コラム
最近、定性調査(インタビュー調査・ユーザーインタビューなど)が流行っているのでしょうか。いままでリサーチといえばアンケートなどの定量調査ばかりをやっていた企業さんが、インタビューなどの定性調査をやり始めるケースが増えてきている気がします。
アンケートでなかなか理解することのできない、ユーザーの深層心理であったり、無意識の行動であったり、感情の動きであったりをしっかりと踏まえてプロダクトの開発に活かしていくという流れは、ビッグデータや機械学習の流行と平行しているあたり、非常に面白いなと感じています。

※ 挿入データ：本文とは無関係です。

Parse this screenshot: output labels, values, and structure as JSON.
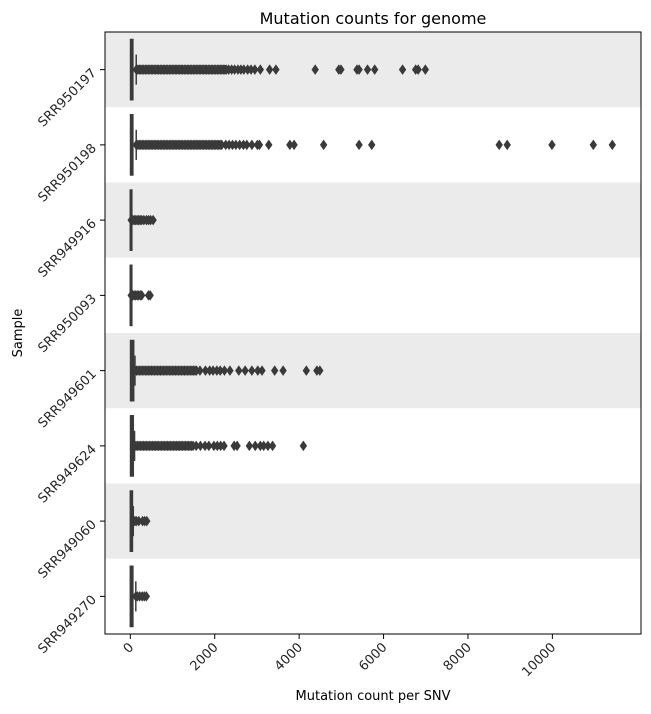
{
  "chart_data": {
    "type": "boxplot-horizontal",
    "title": "Mutation counts for genome",
    "xlabel": "Mutation count per SNV",
    "ylabel": "Sample",
    "xlim": [
      -600,
      12100
    ],
    "xticks": [
      0,
      2000,
      4000,
      6000,
      8000,
      10000
    ],
    "xtick_labels": [
      "0",
      "2000",
      "4000",
      "6000",
      "8000",
      "10000"
    ],
    "band_colors": [
      "#ebebeb",
      "#ffffff"
    ],
    "box_color": "#3a3a3a",
    "series": [
      {
        "category": "SRR950197",
        "q1": 5,
        "median": 30,
        "q3": 60,
        "whisker_low": 0,
        "whisker_high": 140,
        "dense_outliers": [
          140,
          2280
        ],
        "outliers": [
          2330,
          2400,
          2470,
          2550,
          2620,
          2690,
          2780,
          2860,
          2950,
          3080,
          3300,
          3450,
          4380,
          4940,
          4990,
          5370,
          5420,
          5620,
          5790,
          6450,
          6760,
          6820,
          6990
        ]
      },
      {
        "category": "SRR950198",
        "q1": 5,
        "median": 30,
        "q3": 60,
        "whisker_low": 0,
        "whisker_high": 140,
        "dense_outliers": [
          140,
          2200
        ],
        "outliers": [
          2260,
          2340,
          2420,
          2500,
          2590,
          2680,
          2760,
          2880,
          3010,
          3060,
          3280,
          3780,
          3880,
          4580,
          5420,
          5720,
          8740,
          8930,
          9990,
          10970,
          11420
        ]
      },
      {
        "category": "SRR949916",
        "q1": 0,
        "median": 0,
        "q3": 8,
        "whisker_low": 0,
        "whisker_high": 20,
        "dense_outliers": [
          20,
          280
        ],
        "outliers": [
          320,
          380,
          430,
          480,
          540
        ]
      },
      {
        "category": "SRR950093",
        "q1": 0,
        "median": 0,
        "q3": 8,
        "whisker_low": 0,
        "whisker_high": 20,
        "dense_outliers": [
          20,
          200
        ],
        "outliers": [
          240,
          270,
          430,
          470
        ]
      },
      {
        "category": "SRR949601",
        "q1": 5,
        "median": 20,
        "q3": 80,
        "whisker_low": 0,
        "whisker_high": 110,
        "dense_outliers": [
          110,
          1580
        ],
        "outliers": [
          1650,
          1780,
          1880,
          1960,
          2050,
          2130,
          2230,
          2360,
          2570,
          2720,
          2880,
          3020,
          3120,
          3420,
          3620,
          4170,
          4420,
          4490
        ]
      },
      {
        "category": "SRR949624",
        "q1": 5,
        "median": 20,
        "q3": 70,
        "whisker_low": 0,
        "whisker_high": 100,
        "dense_outliers": [
          100,
          1500
        ],
        "outliers": [
          1560,
          1660,
          1770,
          1860,
          1980,
          2060,
          2140,
          2220,
          2460,
          2530,
          2820,
          2960,
          3080,
          3160,
          3260,
          3370,
          4100
        ]
      },
      {
        "category": "SRR949060",
        "q1": 0,
        "median": 20,
        "q3": 50,
        "whisker_low": 0,
        "whisker_high": 70,
        "dense_outliers": [
          70,
          170
        ],
        "outliers": [
          200,
          290,
          340,
          390
        ]
      },
      {
        "category": "SRR949270",
        "q1": 0,
        "median": 20,
        "q3": 60,
        "whisker_low": 0,
        "whisker_high": 130,
        "dense_outliers": [
          130,
          190
        ],
        "outliers": [
          220,
          280,
          330,
          380
        ]
      }
    ]
  }
}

さて、とはいうものの、定性調査・ユーザーインタビューって難しいんですよね。アンケートと違って「数字」で見えるわけでもありません。何をどのように分析するのかに困るという声も同時によく聞きます。
定性調査の分析にはさまざまな考え方・手法がありますが、初心者の方におすすめしたいこととしては、「違和感を大切にする」ということです。違和感というのは、一連の行動の中で必然ではない行動であることがほとんどです。たとえば、リモコンの電池を交換するプロセスの中で、古い電池をグリグリしているとしたら、その行動は必然ではないはずなんですね。電池を交換するだけなら、電池を取り出して、新たな電池を開封し、挿入すればいいはずで、古い電池をグリグリするというプロセスは本来不要なはずです。でも、そのプロセスが発生する。そこに違和感を感じて欲しいと思います。
なんでこの人は、電池をグリグリしたんだろう? その疑問には、理解が深まり、インサイトへとたどり着くヒントが隠されているのです。
よくある誤解として、ユーザーに聞けばなんでもわかる、ということがあります。そんなわけないんですね。インサイトはユーザーから直接教えてもらうものではなく、ユーザーの話や行動から、マーケター自身が解釈し発見するものです。そして、その発見は、ちょっとした違和感から始まることがほとんどです。注意しなければならないのは、ユーザーに違和感を語ってもらうわけではないということです。観察者であり傾聴者であるマーケターが感じる違和感を重視する必要があります。ユーザー本人すら感じていないことを、マーケターは違和感を頼りに解釈していく必要があるのです。
違和感を抱くにも、トレーニングが必要かもしれません。何も考えずにインタビューを聞いていても、違和感は感じないでしょう。インタビューの間、マーケターは頭をフル回転しなければなりません。本来不要なプロセスは何か、ごくあたりまえに通り過ぎてしまうけれども、よく考えたらちょっと違和感があること、そういう宝物を見逃さない。そのためには、とにかくユーザーに共感し、ユーザーと自分自身を重ね合わせると同時に、自分とは違う行動について貪欲にアンテナを張ってください。